Monday, July 19, 2010

Risk and Reward, Afghan Style


Ricks is happy about GEN Petraeus' idea of creating local self-defense forces in Afghanistan. The great benefit of this strategy, as Ricks points out, is that it will give the U.S. some leverage over Karzai, which we badly need. The great risk of this strategy, which Ricks doesn't point out, is that local self-defense forces in Afghanistan have a way of ignoring or rebelling against central governments they don't like. Civil war can be the result.

In 1986, at the peak of the Soviet-Afghan War, Afghan President Mohammad Najibullah began recruiting local militias to deal with the mujahideen. He offered them land, money, political influence, local autonomy, and guns in exchange for local security. This strategy worked very well as long Najibullah could keep the inducements coming. When the Soviets left Afghanistan in 1989, it enabled him to survive a massive mujahideen offensive and stay in power another three years (one of the ironies of this war is that the Afghan government outlived the Soviet government by four months). One of Mikhail Gorbachev's last acts as Soviet leader, however, was to cancel economic and military aid Afghanistan in December 1991. Najibullah and his rentier state no longer had any way of providing local security forces with what were in effect bribes to fight on its side.
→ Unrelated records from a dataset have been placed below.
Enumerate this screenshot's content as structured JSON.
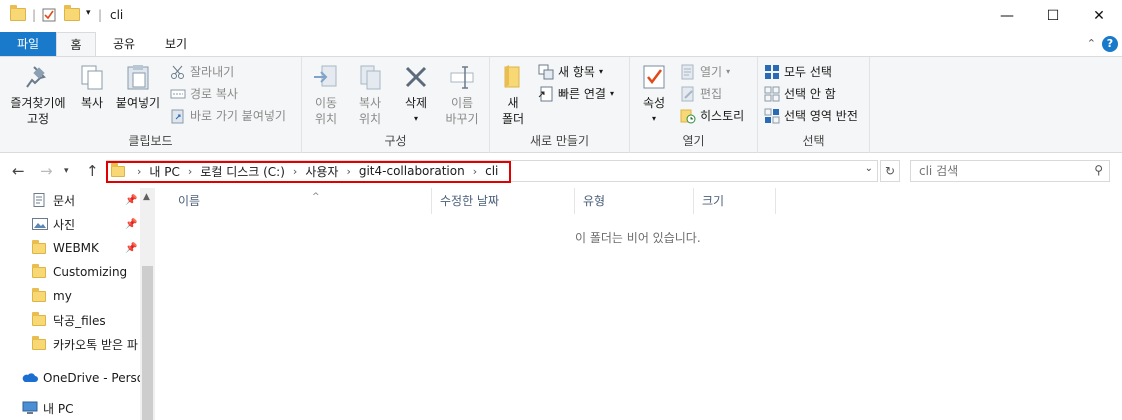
{
  "window": {
    "title": "cli",
    "controls": {
      "minimize": "—",
      "maximize": "☐",
      "close": "✕"
    }
  },
  "ribbon_tabs": [
    "파일",
    "홈",
    "공유",
    "보기"
  ],
  "ribbon": {
    "clipboard": {
      "label": "클립보드",
      "pin": "즐겨찾기에\n고정",
      "copy": "복사",
      "paste": "붙여넣기",
      "cut": "잘라내기",
      "copy_path": "경로 복사",
      "paste_shortcut": "바로 가기 붙여넣기"
    },
    "organize": {
      "label": "구성",
      "move_to": "이동\n위치",
      "copy_to": "복사\n위치",
      "delete": "삭제",
      "rename": "이름\n바꾸기"
    },
    "new": {
      "label": "새로 만들기",
      "new_folder": "새\n폴더",
      "new_item": "새 항목",
      "easy_access": "빠른 연결"
    },
    "open": {
      "label": "열기",
      "properties": "속성",
      "open": "열기",
      "edit": "편집",
      "history": "히스토리"
    },
    "select": {
      "label": "선택",
      "select_all": "모두 선택",
      "select_none": "선택 안 함",
      "invert": "선택 영역 반전"
    }
  },
  "address": {
    "breadcrumbs": [
      "내 PC",
      "로컬 디스크 (C:)",
      "사용자",
      "git4-collaboration",
      "cli"
    ],
    "search_placeholder": "cli 검색"
  },
  "nav_pane": {
    "items": [
      {
        "label": "문서",
        "pinned": true,
        "icon": "documents-icon"
      },
      {
        "label": "사진",
        "pinned": true,
        "icon": "pictures-icon"
      },
      {
        "label": "WEBMK",
        "pinned": true,
        "icon": "folder-icon"
      },
      {
        "label": "Customizing",
        "pinned": false,
        "icon": "folder-icon"
      },
      {
        "label": "my",
        "pinned": false,
        "icon": "folder-icon"
      },
      {
        "label": "닥공_files",
        "pinned": false,
        "icon": "folder-icon"
      },
      {
        "label": "카카오톡 받은 파",
        "pinned": false,
        "icon": "folder-icon"
      },
      {
        "label": "OneDrive - Person",
        "pinned": false,
        "icon": "onedrive-icon"
      },
      {
        "label": "내 PC",
        "pinned": false,
        "icon": "this-pc-icon"
      }
    ]
  },
  "columns": [
    "이름",
    "수정한 날짜",
    "유형",
    "크기"
  ],
  "empty_message": "이 폴더는 비어 있습니다.",
  "colors": {
    "file_tab": "#1979ca",
    "highlight": "#e00000",
    "folder": "#f8d775"
  }
}
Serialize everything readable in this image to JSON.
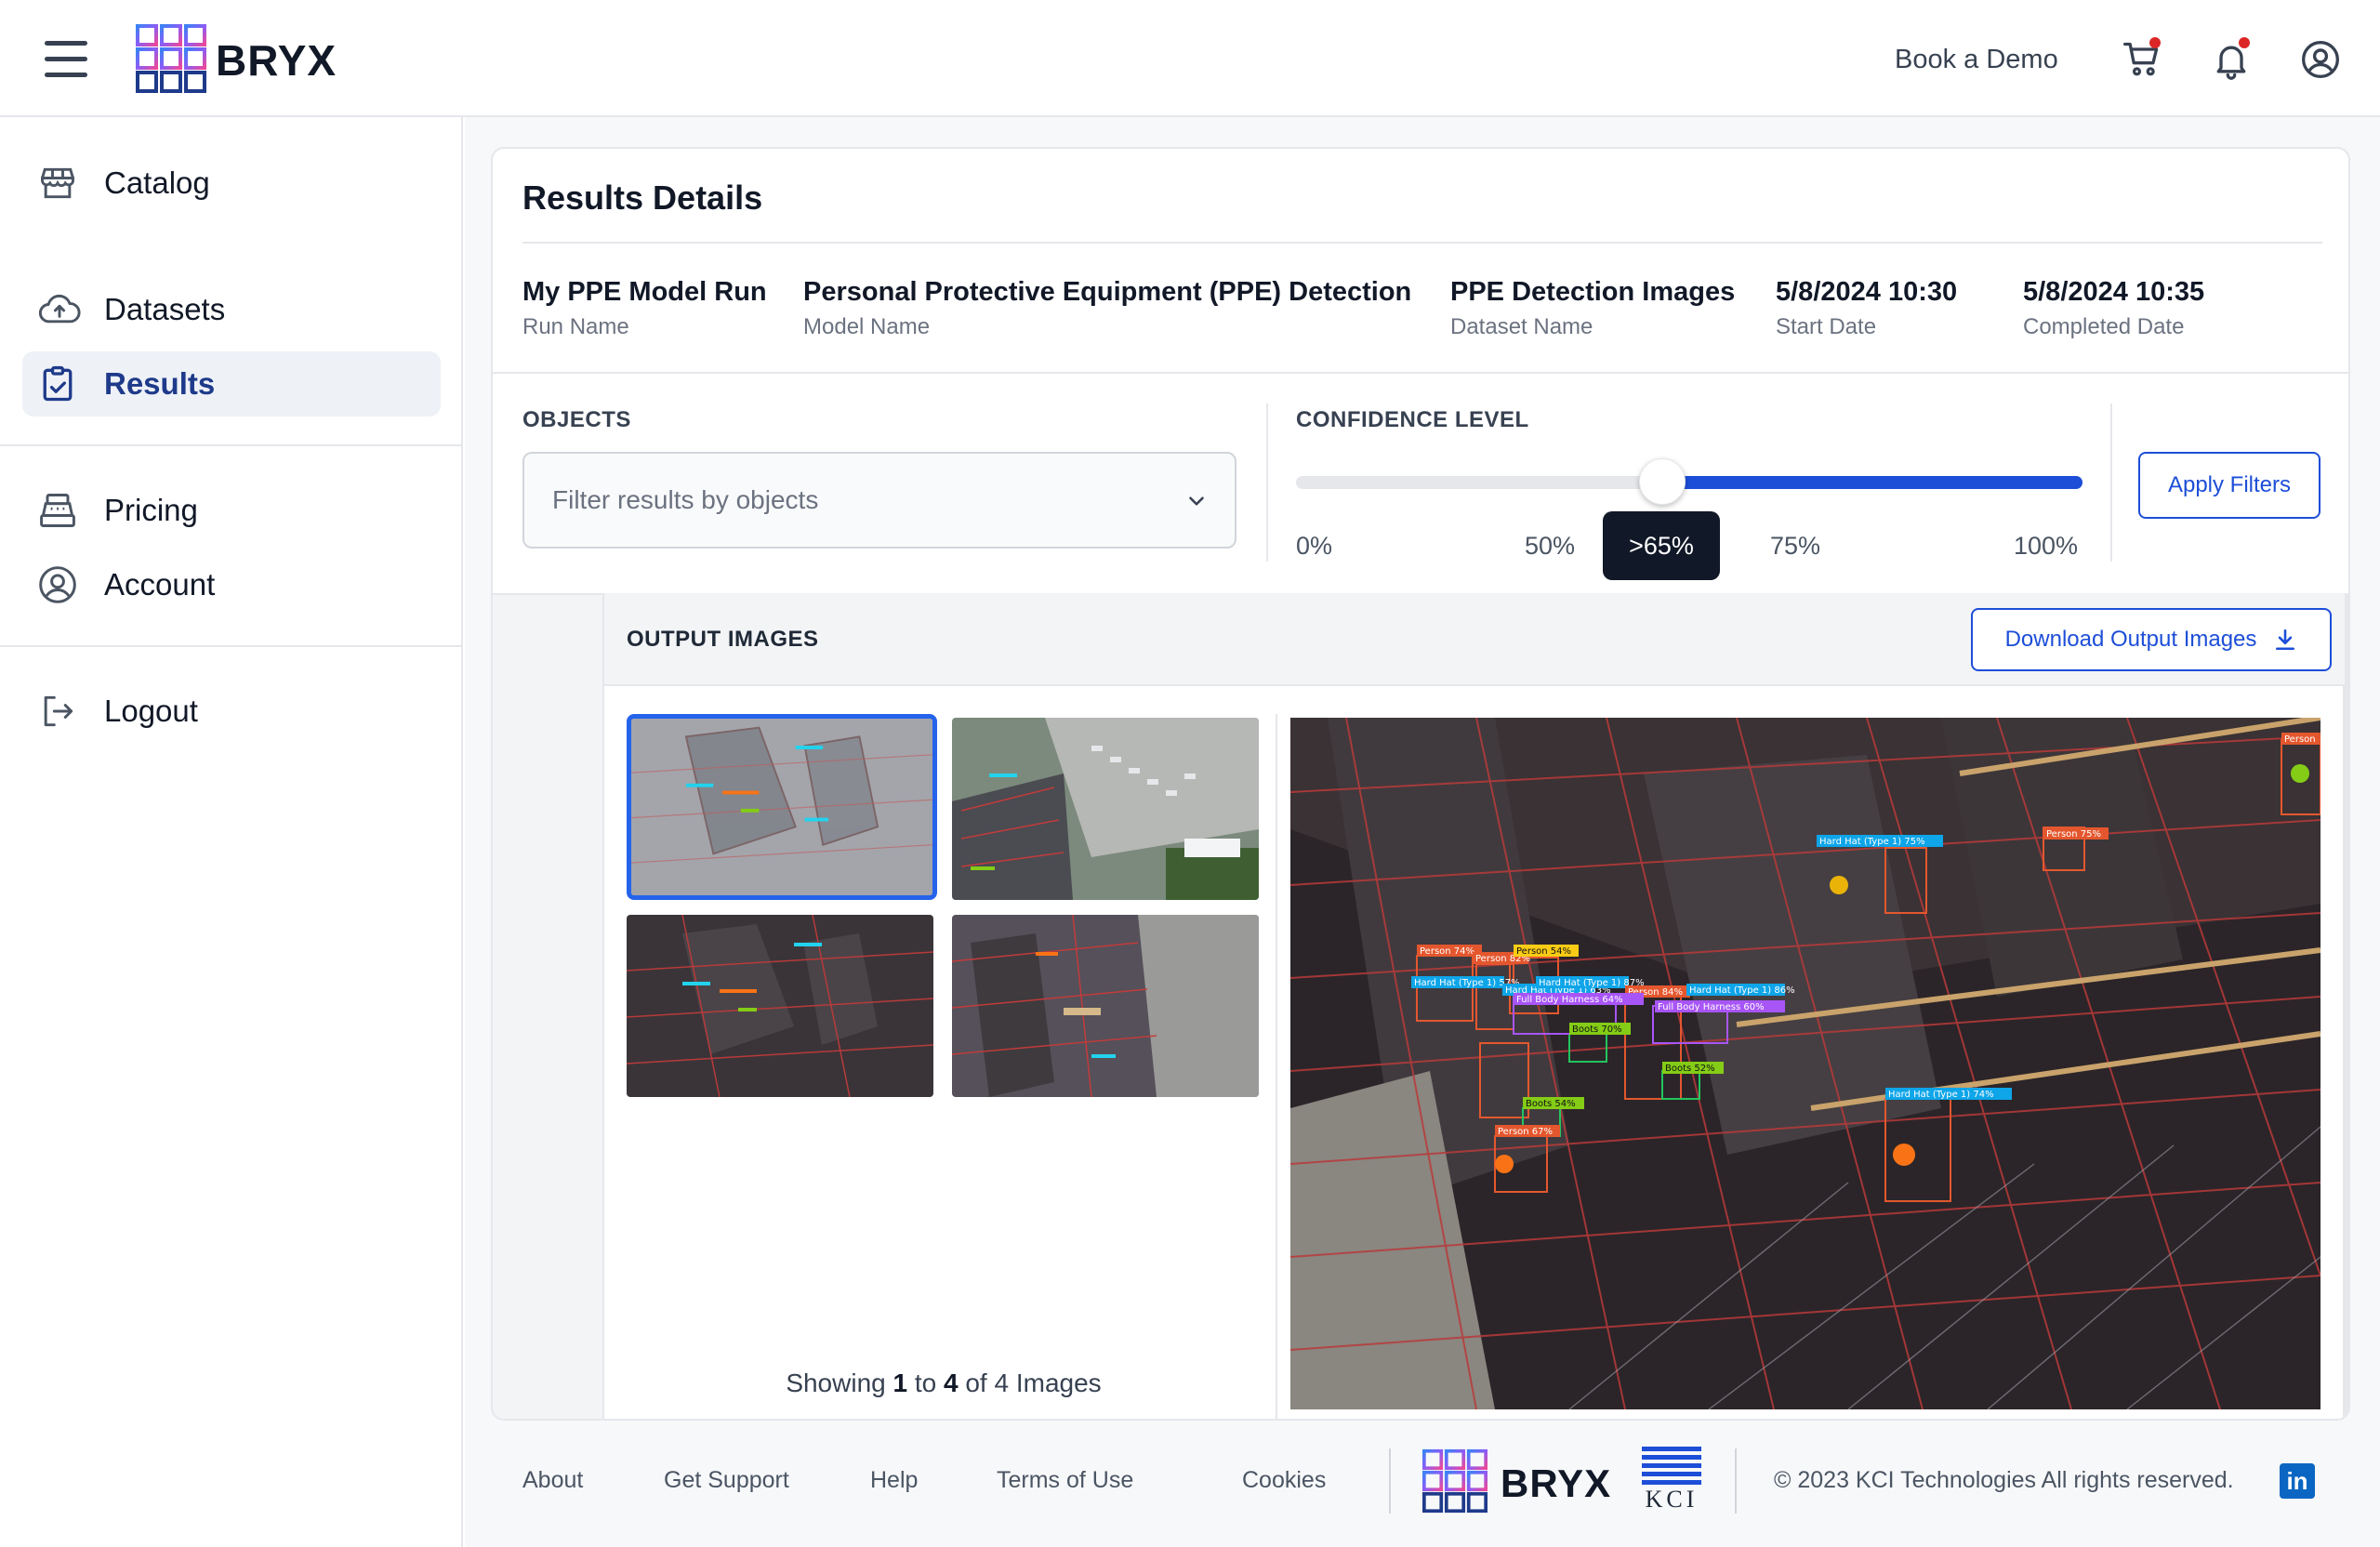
{
  "header": {
    "brand": "BRYX",
    "book_demo": "Book a Demo"
  },
  "sidebar": {
    "items": [
      {
        "label": "Catalog",
        "icon": "store-icon"
      },
      {
        "label": "Datasets",
        "icon": "cloud-upload-icon"
      },
      {
        "label": "Results",
        "icon": "clipboard-check-icon",
        "active": true
      },
      {
        "label": "Pricing",
        "icon": "cash-register-icon"
      },
      {
        "label": "Account",
        "icon": "user-circle-icon"
      },
      {
        "label": "Logout",
        "icon": "logout-icon"
      }
    ]
  },
  "results": {
    "title": "Results Details",
    "meta": [
      {
        "value": "My PPE Model Run",
        "label": "Run Name"
      },
      {
        "value": "Personal Protective Equipment (PPE) Detection",
        "label": "Model Name"
      },
      {
        "value": "PPE Detection Images",
        "label": "Dataset Name"
      },
      {
        "value": "5/8/2024 10:30",
        "label": "Start Date"
      },
      {
        "value": "5/8/2024 10:35",
        "label": "Completed Date"
      }
    ]
  },
  "filters": {
    "objects_label": "OBJECTS",
    "objects_placeholder": "Filter results by objects",
    "confidence_label": "CONFIDENCE LEVEL",
    "confidence_value": 0.65,
    "ticks": [
      "0%",
      "50%",
      ">65%",
      "75%",
      "100%"
    ],
    "apply": "Apply Filters"
  },
  "output": {
    "title": "OUTPUT IMAGES",
    "download": "Download Output Images",
    "showing_prefix": "Showing",
    "from": "1",
    "to_word": "to",
    "to": "4",
    "of_word": "of",
    "total": "4",
    "suffix": "Images",
    "detections": [
      "Person 74%",
      "Person 82%",
      "Person 54%",
      "Hard Hat (Type 1) 57%",
      "Hard Hat (Type 1) 63%",
      "Hard Hat (Type 1) 87%",
      "Person 84%",
      "Hard Hat (Type 1) 86%",
      "Full Body Harness 64%",
      "Full Body Harness 60%",
      "Boots 70%",
      "Boots 52%",
      "Boots 54%",
      "Person 67%",
      "Hard Hat (Type 1) 75%",
      "Person 75%",
      "Hard Hat (Type 1) 74%",
      "Person"
    ]
  },
  "footer": {
    "links": [
      "About",
      "Get Support",
      "Help",
      "Terms of Use",
      "Cookies"
    ],
    "brand": "BRYX",
    "partner": "KCI",
    "copyright": "© 2023 KCI Technologies All rights reserved.",
    "social": "in"
  },
  "colors": {
    "accent": "#1d4ed8",
    "brand_navy": "#1e3a8a",
    "tooltip": "#111827"
  }
}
And now those groups were heavily armed.

Afghanistan quickly fragmented into nothing more than a state full of armed bands, very few of whom had any loyalty to the state. The civil war that followed was an ugly affair and eventually led to the seizure of Kabul by the Taliban.

I've been convinced that we'll be sending billions in economic and military aid to Afghanistan for a very long time after we're gone. We'll have no choice. Petraeus seems to be easing us in that direction, whether he realizes it or not.